# Wifi Bandwidth Issues: Sound Rig/Lighting Rig/Tour Rig



## Chris Chapman (Dec 14, 2012)

Ran into an interesting issue this weekend on a tour that used my venue, and my background on wireless connectivity has me scratching my head:

They were running the Prosonus Wireless iPad App for FOH mising, instead of running a Console out into the house. The had their own wireless routers inline for communication to their mixer, which was backstage right. I first thought this was just the monitor mix, and the A1 set me straight that it was the monitor and FOH mixer.

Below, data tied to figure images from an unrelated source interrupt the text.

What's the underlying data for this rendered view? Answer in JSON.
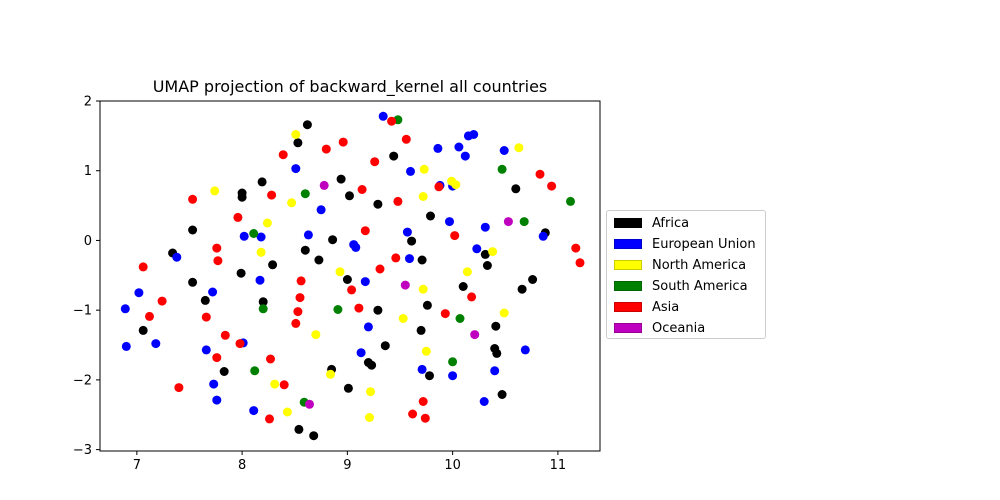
{
  "chart_data": {
    "type": "scatter",
    "title": "UMAP projection of backward_kernel all countries",
    "xlabel": "",
    "ylabel": "",
    "xlim": [
      6.65,
      11.4
    ],
    "ylim": [
      -3.02,
      2.0
    ],
    "xticks": [
      7,
      8,
      9,
      10,
      11
    ],
    "yticks": [
      2,
      1,
      0,
      -1,
      -2,
      -3
    ],
    "tick_labels_x": [
      "7",
      "8",
      "9",
      "10",
      "11"
    ],
    "tick_labels_y": [
      "2",
      "1",
      "0",
      "−1",
      "−2",
      "−3"
    ],
    "grid": false,
    "legend_position": "right, outside",
    "series": [
      {
        "name": "Africa",
        "color": "#000000",
        "points": [
          [
            8.62,
            1.66
          ],
          [
            8.53,
            1.4
          ],
          [
            8.19,
            0.84
          ],
          [
            8.0,
            0.68
          ],
          [
            8.0,
            0.62
          ],
          [
            7.53,
            0.15
          ],
          [
            7.34,
            -0.18
          ],
          [
            7.53,
            -0.6
          ],
          [
            7.65,
            -0.86
          ],
          [
            7.06,
            -1.29
          ],
          [
            8.2,
            -0.88
          ],
          [
            7.99,
            -0.47
          ],
          [
            8.29,
            -0.35
          ],
          [
            7.83,
            -1.88
          ],
          [
            8.6,
            -0.14
          ],
          [
            8.73,
            -0.28
          ],
          [
            8.86,
            0.01
          ],
          [
            8.85,
            -1.85
          ],
          [
            8.54,
            -2.71
          ],
          [
            8.68,
            -2.8
          ],
          [
            9.01,
            -2.12
          ],
          [
            8.94,
            0.88
          ],
          [
            9.02,
            0.64
          ],
          [
            9.29,
            0.52
          ],
          [
            9.44,
            1.21
          ],
          [
            9.0,
            -0.56
          ],
          [
            9.29,
            -1.0
          ],
          [
            9.36,
            -1.51
          ],
          [
            9.2,
            -1.75
          ],
          [
            9.23,
            -1.79
          ],
          [
            9.61,
            -0.01
          ],
          [
            9.71,
            -0.28
          ],
          [
            9.79,
            0.35
          ],
          [
            9.7,
            -1.29
          ],
          [
            9.76,
            -0.93
          ],
          [
            9.78,
            -1.94
          ],
          [
            10.1,
            -0.66
          ],
          [
            10.31,
            -0.2
          ],
          [
            10.33,
            -0.36
          ],
          [
            10.41,
            -1.23
          ],
          [
            10.4,
            -1.55
          ],
          [
            10.42,
            -1.62
          ],
          [
            10.47,
            -2.21
          ],
          [
            10.6,
            0.74
          ],
          [
            10.66,
            -0.7
          ],
          [
            10.76,
            -0.56
          ],
          [
            10.88,
            0.11
          ]
        ]
      },
      {
        "name": "European Union",
        "color": "#0000ff",
        "points": [
          [
            6.89,
            -0.98
          ],
          [
            7.02,
            -0.75
          ],
          [
            6.9,
            -1.52
          ],
          [
            7.18,
            -1.48
          ],
          [
            7.38,
            -0.24
          ],
          [
            7.66,
            -1.57
          ],
          [
            7.72,
            -0.74
          ],
          [
            7.73,
            -2.06
          ],
          [
            7.76,
            -2.29
          ],
          [
            8.02,
            0.06
          ],
          [
            8.18,
            0.05
          ],
          [
            8.17,
            -0.57
          ],
          [
            8.01,
            -1.47
          ],
          [
            8.11,
            -2.44
          ],
          [
            8.51,
            1.03
          ],
          [
            8.63,
            0.08
          ],
          [
            8.75,
            0.44
          ],
          [
            9.06,
            -0.06
          ],
          [
            9.08,
            -0.1
          ],
          [
            9.13,
            -1.61
          ],
          [
            9.17,
            -0.59
          ],
          [
            9.2,
            -1.24
          ],
          [
            9.34,
            1.78
          ],
          [
            9.57,
            0.12
          ],
          [
            9.6,
            0.99
          ],
          [
            9.59,
            -0.26
          ],
          [
            9.71,
            -1.85
          ],
          [
            9.86,
            1.32
          ],
          [
            9.88,
            0.79
          ],
          [
            9.97,
            0.27
          ],
          [
            10.0,
            0.78
          ],
          [
            10.06,
            1.34
          ],
          [
            10.12,
            1.21
          ],
          [
            10.15,
            1.5
          ],
          [
            10.2,
            1.52
          ],
          [
            10.23,
            -0.12
          ],
          [
            10.31,
            0.19
          ],
          [
            10.4,
            -1.87
          ],
          [
            10.3,
            -2.31
          ],
          [
            10.49,
            1.29
          ],
          [
            10.69,
            -1.57
          ],
          [
            10.86,
            0.06
          ],
          [
            10.0,
            -1.94
          ]
        ]
      },
      {
        "name": "North America",
        "color": "#ffff00",
        "points": [
          [
            7.74,
            0.71
          ],
          [
            8.24,
            0.25
          ],
          [
            8.18,
            -0.17
          ],
          [
            8.51,
            1.52
          ],
          [
            8.47,
            0.54
          ],
          [
            8.7,
            -1.35
          ],
          [
            8.31,
            -2.06
          ],
          [
            8.43,
            -2.46
          ],
          [
            8.84,
            -1.92
          ],
          [
            8.93,
            -0.45
          ],
          [
            9.22,
            -2.17
          ],
          [
            9.21,
            -2.54
          ],
          [
            9.73,
            1.02
          ],
          [
            9.72,
            0.63
          ],
          [
            9.72,
            -0.7
          ],
          [
            9.53,
            -1.12
          ],
          [
            9.75,
            -1.59
          ],
          [
            9.99,
            0.85
          ],
          [
            10.03,
            0.8
          ],
          [
            10.14,
            -0.45
          ],
          [
            10.38,
            -0.16
          ],
          [
            10.49,
            -1.04
          ],
          [
            10.63,
            1.33
          ]
        ]
      },
      {
        "name": "South America",
        "color": "#008000",
        "points": [
          [
            8.11,
            0.1
          ],
          [
            8.2,
            -0.98
          ],
          [
            8.12,
            -1.87
          ],
          [
            8.59,
            -2.32
          ],
          [
            8.91,
            -0.99
          ],
          [
            9.48,
            1.73
          ],
          [
            10.0,
            -1.74
          ],
          [
            10.07,
            -1.12
          ],
          [
            10.47,
            1.02
          ],
          [
            10.68,
            0.27
          ],
          [
            11.12,
            0.56
          ],
          [
            8.6,
            0.67
          ]
        ]
      },
      {
        "name": "Asia",
        "color": "#ff0000",
        "points": [
          [
            7.06,
            -0.38
          ],
          [
            7.12,
            -1.09
          ],
          [
            7.24,
            -0.87
          ],
          [
            7.4,
            -2.11
          ],
          [
            7.53,
            0.59
          ],
          [
            7.66,
            -1.1
          ],
          [
            7.76,
            -0.11
          ],
          [
            7.77,
            -0.29
          ],
          [
            7.76,
            -1.68
          ],
          [
            7.84,
            -1.36
          ],
          [
            7.96,
            0.33
          ],
          [
            7.98,
            -1.48
          ],
          [
            8.28,
            0.65
          ],
          [
            8.27,
            -1.7
          ],
          [
            8.26,
            -2.56
          ],
          [
            8.39,
            1.23
          ],
          [
            8.4,
            -2.07
          ],
          [
            8.56,
            -0.58
          ],
          [
            8.55,
            -0.82
          ],
          [
            8.53,
            -1.02
          ],
          [
            8.51,
            -1.19
          ],
          [
            8.96,
            1.41
          ],
          [
            8.8,
            1.31
          ],
          [
            9.04,
            -0.71
          ],
          [
            9.11,
            -0.97
          ],
          [
            9.14,
            0.73
          ],
          [
            9.17,
            0.14
          ],
          [
            9.26,
            1.13
          ],
          [
            9.31,
            -0.41
          ],
          [
            9.42,
            1.71
          ],
          [
            9.48,
            0.56
          ],
          [
            9.46,
            -0.25
          ],
          [
            9.56,
            1.45
          ],
          [
            9.62,
            -2.49
          ],
          [
            9.72,
            -2.31
          ],
          [
            9.74,
            -2.55
          ],
          [
            9.87,
            0.77
          ],
          [
            9.93,
            -1.05
          ],
          [
            10.02,
            0.07
          ],
          [
            10.18,
            -0.81
          ],
          [
            10.83,
            0.95
          ],
          [
            10.94,
            0.78
          ],
          [
            11.17,
            -0.11
          ],
          [
            11.21,
            -0.32
          ]
        ]
      },
      {
        "name": "Oceania",
        "color": "#bf00bf",
        "points": [
          [
            8.64,
            -2.35
          ],
          [
            8.78,
            0.79
          ],
          [
            9.55,
            -0.64
          ],
          [
            10.21,
            -1.35
          ],
          [
            10.53,
            0.27
          ]
        ]
      }
    ]
  }
}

Our FOH also has a wireless router to run StageMix, this is dedicated with no InterNet connection.
Our ION also has a wireless router to run iRFR apps, this is also dedicated with no InterNet connection.
The space has wifi, broadcasting 3 network access points to the internet as well.

The tour kept dropping their connections to their console, until I unplugged ALL of our routers. Then they had the bandwidth to maintain connections for the show with no drops.

The A1 mentioned they had run into this issue at other venues as well, and when other spaces killed the routers to mixers and light boards the connectivity issue went away.

The tour router, and the house routers are all Linksys E-Series routers. Is it because these are the low end/consumer brand routers and not pro-gear that we're running into this issue? Should I add this to my road show prep to just take them all offline from now on when a road show comes in?

So how many routers can you have in one performing arts space at a time? How do I test my signal strength/bandwidth room? All my devices (laptops, tablets) are always showing full bars for connection as well.


----------



## cbrandt (Dec 14, 2012)

You might consider just changing what channel your routers are broadcasting on. There can be a lot of noise and interference if there are several strong sources all broadcasting on the same or similar channels.


----------



## DuckJordan (Dec 14, 2012)

Exactly what the above said, they are likely running their router on a fairly common channel. If you know someone who has a Droid smart phone try a WiFi scanner Ap to see what else is in the area, it should give you an idea as to what you should have them set their WiFi to. And yes the consumer grade equipment does make a difference


----------



## Chris15 (Dec 14, 2012)

There's like 11 "channels" in 2.4 gig WiFi.
But you can only use 3 of them concurrently, they all overlap.

In this instance, I suspect it's a case of powerful AP on the same channel, though having that many APs on the one channel alone will cause a bucnh of collision issues...

The simple solution?
RUN A FREAKING CABLE.
Nothing show critical should run on WiFi, ever...
All it takes is someone with a personal hotspot on their phone and you've got interference...


----------



## ruinexplorer (Dec 14, 2012)

For wireless that is show critical for me, I use an Airaya bridge running on a different frequency than consumer gear. The only issue I have ever run into is when there is a TV crew with wireless cameras (similar bandwidth).


----------



## zmb (Dec 14, 2012)

HME headsets and Bluetooth are also in the 2.4 ghz band, but I think those a frequency-hopping systems.


----------



## wakkoroti (Dec 18, 2012)

A good wifi sniffing program for mac (so that you can see what channel other routers are using) is KisMac.


----------